We offer a high performance map matching library for both embedded devices (thick clients) and well as server based (thin clients) solutions.Find out more
What is Map Matching?
Our algorithms and software modules have been used and approved in many field tests and industrial projects, e.g. in the German road pricing project.
Any global satellite positioning system (GNSS) like GPS, GALILEO or GLONASS , which is used for real-time positioning includes inevitable errors. Additionally, there's no (and will be no) absolutely accurate digital street map representing the real world. Therefore, in order to show a vehicle's position on a digital street map you have to match ("snap") its coordinates (received from a global positioning system) on top of a vector based street map. This challenging process is called "Map Matching".
Utilizing our UMDB and MicroMap frameworks we can offer a powerful map matching software that runs virtually on any vector-based map. We do not rely on map providers like Navteq, Tele Atlas, AND, or other commercial map vendors. We even support open source maps like OSM.

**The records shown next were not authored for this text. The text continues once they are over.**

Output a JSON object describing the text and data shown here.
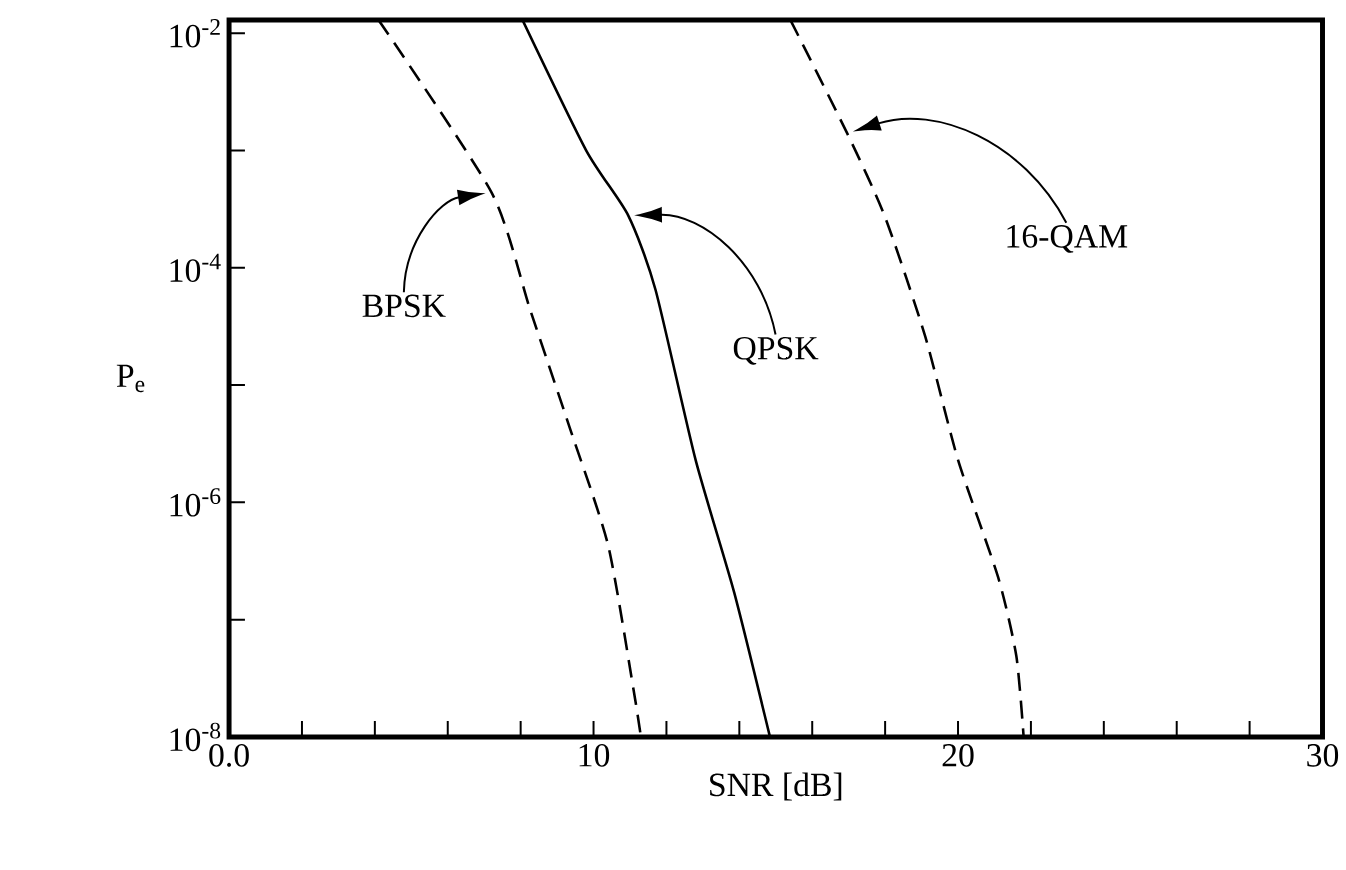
{
  "chart_data": {
    "type": "line",
    "xlabel": "SNR [dB]",
    "ylabel": "P$_{e}$",
    "log": "y",
    "grid": false,
    "legend": false,
    "marker": "none",
    "xlim": [
      0,
      30
    ],
    "xticks": [
      {
        "value": 0,
        "label": "0.0"
      },
      {
        "value": 2,
        "label": null
      },
      {
        "value": 4,
        "label": null
      },
      {
        "value": 6,
        "label": null
      },
      {
        "value": 8,
        "label": null
      },
      10,
      {
        "value": 12,
        "label": null
      },
      {
        "value": 14,
        "label": null
      },
      {
        "value": 16,
        "label": null
      },
      {
        "value": 18,
        "label": null
      },
      20,
      {
        "value": 22,
        "label": null
      },
      {
        "value": 24,
        "label": null
      },
      {
        "value": 26,
        "label": null
      },
      {
        "value": 28,
        "label": null
      },
      30
    ],
    "ylim": [
      1e-08,
      0.013
    ],
    "yticks": [
      {
        "value": 1e-08,
        "label": "10$^{-8}$"
      },
      {
        "value": 1e-07,
        "label": null
      },
      {
        "value": 1e-06,
        "label": "10$^{-6}$"
      },
      {
        "value": 1e-05,
        "label": null
      },
      {
        "value": 0.0001,
        "label": "10$^{-4}$"
      },
      {
        "value": 0.001,
        "label": null
      },
      {
        "value": 0.01,
        "label": "10$^{-2}$"
      }
    ],
    "series": [
      {
        "name": "BPSK",
        "color": "#000000",
        "line_style": "dashed",
        "x": [
          4.1,
          7.2,
          8.26,
          9.35,
          10.4,
          11.1,
          11.3
        ],
        "values": [
          0.013,
          0.00044,
          4.4e-05,
          4.3e-06,
          4.3e-07,
          2.5e-08,
          1e-08
        ]
      },
      {
        "name": "QPSK",
        "color": "#000000",
        "line_style": "solid",
        "x": [
          8.05,
          9.8,
          10.95,
          11.7,
          12.8,
          13.86,
          14.84
        ],
        "values": [
          0.013,
          0.001,
          0.00028,
          6.5e-05,
          2.3e-06,
          1.7e-07,
          1e-08
        ]
      },
      {
        "name": "16-QAM",
        "color": "#000000",
        "line_style": "dashed",
        "x": [
          15.4,
          16.96,
          18.0,
          19.1,
          20.0,
          21.1,
          21.6,
          21.8
        ],
        "values": [
          0.013,
          0.0014,
          0.00027,
          2.6e-05,
          2.3e-06,
          2.3e-07,
          4.9e-08,
          1e-08
        ]
      }
    ]
  }
}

Personal navigation devices use on-board map matching algorithms to calculate the "true" vehicle position using a digital vector-based street map. The integration of additional hardware sensors makes a positioning device more expensive and prohibits simple turn-key products. But even with very good sensors, an initial sensor calibration and continuous sensor fusion these inaccuracies can't be avoided.
Smart Map Matching
Since both the user's location and the underlying road network is not 100% accurate, you have to snap the location obtained from e.g. a GPS receiver to the nearest node or edge in the vector map. In general, we know Point-to-Point, Point-to-Curve and Curve-to-Curve map matching algorithms. Of course, today these basic methods are improved and refined by considering rich map attributes like road class, turn restrictions, lane information, etc.
We've significantly improved the quality of our map matching algorithm by applying a configurable vehicle model which reflects the physical characteristics of a vehicle.
Our map matching algorithm continuously reads incoming GPS data and checks each position information whether it complies with the underlying physical vehicle model.